The FMLA (Probably) Does Not Cover Loss of a Pet
This is not to say that an employee can never qualify for FMLA leave following the death of a pet.
” ‘E’s not pinin’! ‘E’s passed on! This parrot is no more! He has ceased to be! ‘E’s expired and gone to meet ‘is maker! ‘E’s a stiff! Bereft of life, ‘e rests in peace! If you hadn’t nailed ‘im to the perch ‘e’d be pushing up the daisies! ‘Is metabolic processes are now ‘istory! ‘E’s off the twig! ‘E’s kicked the bucket, ‘e’s shuffled off ‘is mortal coil, run down the curtain and joined the bleedin’ choir invisible!! THIS IS AN EX-PARROT!!”
In all seriousness, it sucks to lose a pet.
But, does it qualify an employee for FMLA leave?
According to the court in Buck v. Mercury Marine (E.D. Wisc. 12/22/17), the answer is a qualified “no.”
The employee, Joseph Buck, worked as a machinist for Mercury Marine. He also had a dog, which, on May 26, 2014, he had to put to sleep. That day he called his supervisor and asked for a vacation day (which was granted) because of how upset he was.
The next day, Buck called again and explained that he had not slept since the loss of his dog and would not be able to work. Mercury Marine considered that absence unexcused.

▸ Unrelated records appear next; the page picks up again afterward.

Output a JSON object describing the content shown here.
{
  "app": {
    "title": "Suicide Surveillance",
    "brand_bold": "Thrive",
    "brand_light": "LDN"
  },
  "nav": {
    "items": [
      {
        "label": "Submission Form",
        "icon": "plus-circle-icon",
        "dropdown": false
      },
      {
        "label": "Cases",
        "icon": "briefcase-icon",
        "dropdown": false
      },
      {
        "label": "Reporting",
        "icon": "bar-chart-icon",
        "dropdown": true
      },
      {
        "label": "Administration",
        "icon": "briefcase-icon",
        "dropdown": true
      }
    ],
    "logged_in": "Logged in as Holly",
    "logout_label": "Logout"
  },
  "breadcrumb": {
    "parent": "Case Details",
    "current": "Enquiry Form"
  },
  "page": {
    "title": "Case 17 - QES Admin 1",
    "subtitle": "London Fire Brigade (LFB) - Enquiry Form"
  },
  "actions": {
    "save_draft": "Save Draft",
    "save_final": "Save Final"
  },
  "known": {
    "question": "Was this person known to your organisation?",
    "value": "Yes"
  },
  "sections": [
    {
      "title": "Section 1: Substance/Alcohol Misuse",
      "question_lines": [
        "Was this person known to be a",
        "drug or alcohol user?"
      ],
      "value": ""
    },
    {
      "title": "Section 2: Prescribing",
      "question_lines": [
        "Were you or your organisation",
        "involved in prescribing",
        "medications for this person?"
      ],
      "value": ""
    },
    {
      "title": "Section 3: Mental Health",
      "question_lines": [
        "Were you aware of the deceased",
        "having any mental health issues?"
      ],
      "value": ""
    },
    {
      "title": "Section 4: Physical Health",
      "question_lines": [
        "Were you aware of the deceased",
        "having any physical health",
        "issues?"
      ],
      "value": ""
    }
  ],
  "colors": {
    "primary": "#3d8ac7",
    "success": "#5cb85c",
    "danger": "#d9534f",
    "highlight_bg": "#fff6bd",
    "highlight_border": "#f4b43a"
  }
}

That same day, he sought treatment at the ER and was diagnosed with “situational insomnia,” which a nurse documented in a note that Buck presented to his employer. Despite the note, the absence, and all others over the next three months, were considered unexcused.
Ultimately, Mercury Marine terminated Buck for accumulated unexcused absences, and he filed suit under the FMLA.
The record contains no evidence that the plaintiff sought, or obtained, medical attention for the insomnia, other than his one visit to Nurse Baseley—no prescriptions, no treatment reports, nothing…. The nurse’s letter does not categorize the insomnia as chronic, or say whether she expected it to continue. There is no evidence to support the plaintiff’s statement that he had been suffering from intermittent, shift-related insomnia for months.